Oh ja, sie wissen es. Oder zumindest denken viele, dass sie es dort wissen. Anders wäre kaum zu erklären, welch fast gespenstischen Zuspruch das vornehmste Gericht des Landes genießt. Jetzt, wo die Richter nach einer Reihe von Euro-Urteilen am kommenden Mittwoch über den ESM und den Fiskalpakt zu entscheiden haben, finden es mehr als 80 Prozent der Deutschen gut und richtig, wie das Gericht der Politik in die Parade fahren kann. Ein historischer Spitzenwert, begleitet von einem tiefen Vertrauen in die Institution und die Klugheit seiner Entscheidungen. Karlsruhe, beliebt wie nie. Warum sollte man den Raum verlassen, wenn jemand darauf zu sprechen kommt?

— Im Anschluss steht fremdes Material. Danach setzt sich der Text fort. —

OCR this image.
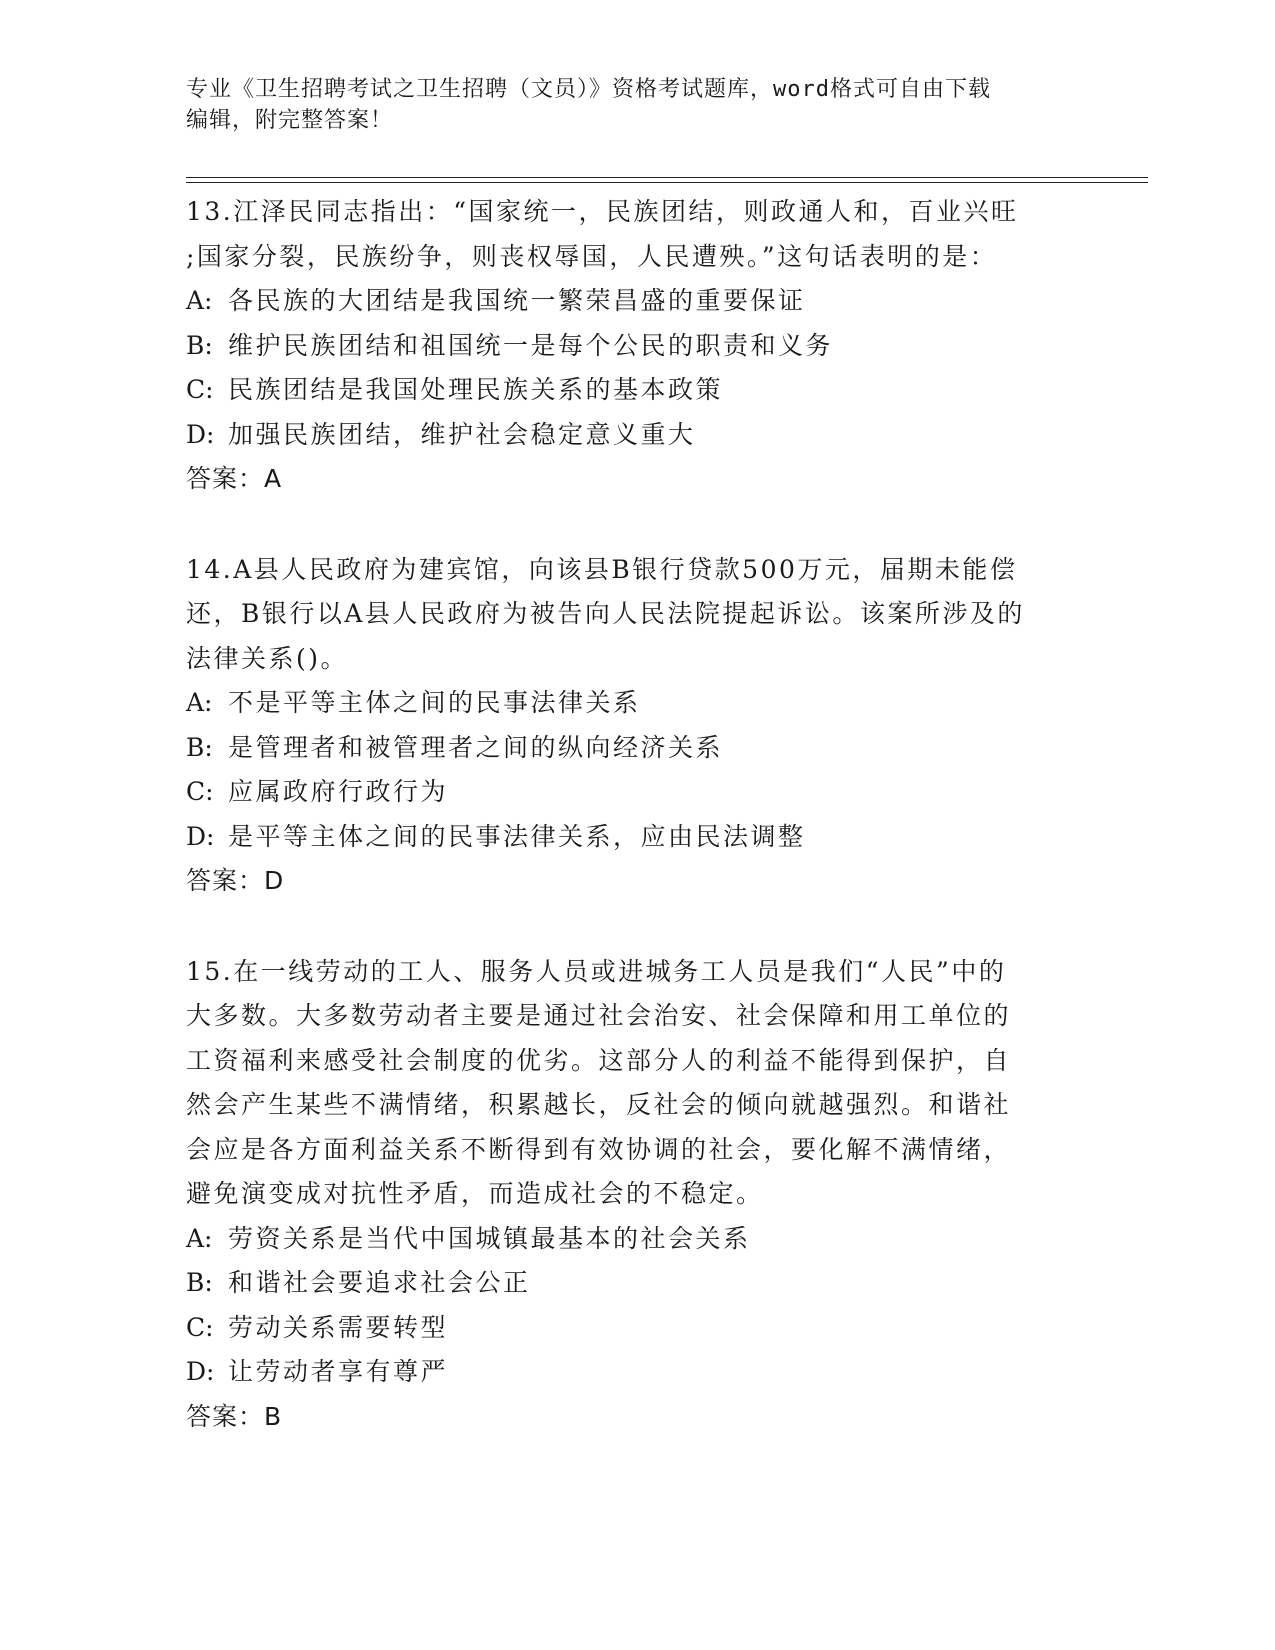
专业《卫生招聘考试之卫生招聘（文员）》资格考试题库，word格式可自由下载
编辑，附完整答案！
13.江泽民同志指出：“国家统一，民族团结，则政通人和，百业兴旺
;国家分裂，民族纷争，则丧权辱国，人民遭殃。”这句话表明的是：
A: 各民族的大团结是我国统一繁荣昌盛的重要保证
B: 维护民族团结和祖国统一是每个公民的职责和义务
C: 民族团结是我国处理民族关系的基本政策
D: 加强民族团结，维护社会稳定意义重大
答案：A
14.A县人民政府为建宾馆，向该县B银行贷款500万元，届期未能偿
还，B银行以A县人民政府为被告向人民法院提起诉讼。该案所涉及的
法律关系()。
A: 不是平等主体之间的民事法律关系
B: 是管理者和被管理者之间的纵向经济关系
C: 应属政府行政行为
D: 是平等主体之间的民事法律关系，应由民法调整
答案：D
15.在一线劳动的工人、服务人员或进城务工人员是我们“人民”中的
大多数。大多数劳动者主要是通过社会治安、社会保障和用工单位的
工资福利来感受社会制度的优劣。这部分人的利益不能得到保护，自
然会产生某些不满情绪，积累越长，反社会的倾向就越强烈。和谐社
会应是各方面利益关系不断得到有效协调的社会，要化解不满情绪，
避免演变成对抗性矛盾，而造成社会的不稳定。
A: 劳资关系是当代中国城镇最基本的社会关系
B: 和谐社会要追求社会公正
C: 劳动关系需要转型
D: 让劳动者享有尊严
答案：B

Stellt man das augenblickliche Temperament in Rechnung, so äußert die im Übrigen als beherrscht geltende Frau Lagarde ein Unbehagen, das hierzulande die wenigsten teilen. Laut jüngster Zählung sind es nur acht Prozent. Es ist die Skepsis an der Machtfülle eines Gerichts, das sich in einer weltweit einzigartigen Weise zu einem politischen Faktor und einer besonderen Form von Staatsgewalt aufgeschwungen hat. Nun ist ihm aufgegeben, die in der EU beschlossenen Rettungspläne zu durchkreuzen. Umfragen zufolge will es eine Mehrheit der Deutschen so.

Verbieten die Richter Bundespräsident Gauck, die Zustimmungsgesetze zu ESM und Fiskalpakt zu unterschreiben, entfällt die 190-Milliarden- Euro-Zusage für den permanenten Schuldenfonds. Das muss zunächst kein Drama sein, weil es ja noch den temporären EFSF gibt, kann aber eines werden, weil die Reaktion der Märkte und die ökonomischen Folgen für geschwächte Mitgliedsländer unabsehbar sind. Europas stärkste Wirtschaftsnation zöge sich zumindest vorübergehend aus der Euro-Rettung zurück. Ob ihr später ein neuer Anlauf gestattet ist, wäre nach einem solchen Spruch fraglich.

Haben sich die Richter hier herauszuhalten? Die Vermischung von Politik und Recht finden manche bedenklich. Die Verfassungsrichter entgegnen Zweiflern, das eine vom anderen trennen zu können. Beispielhaft wird das Bild vom Rahmen bemüht, innerhalb dessen sich das Primat der Politik entfaltet. Außerdem heißt es, man werde ja immer nur auf Antrag tätig und gestalte nichts selbst.

Amtierende Richter können und sollten nicht anders reden. Doch verfehlt es die Realität. Natürlich entscheiden die Richter auch politisch. Nicht nach Parteien oder Positionen und auch nicht allein wegen der politischen Fallmaterie, wohl aber mit dem uneingestandenen Blick auf das jeweilige Ergebnis. Das gilt als juristisch unfein. Doch „politisch“ kann es schon sein, in Auslegungsfragen Kategorien gesellschaftlicher Verantwortung mitzudenken.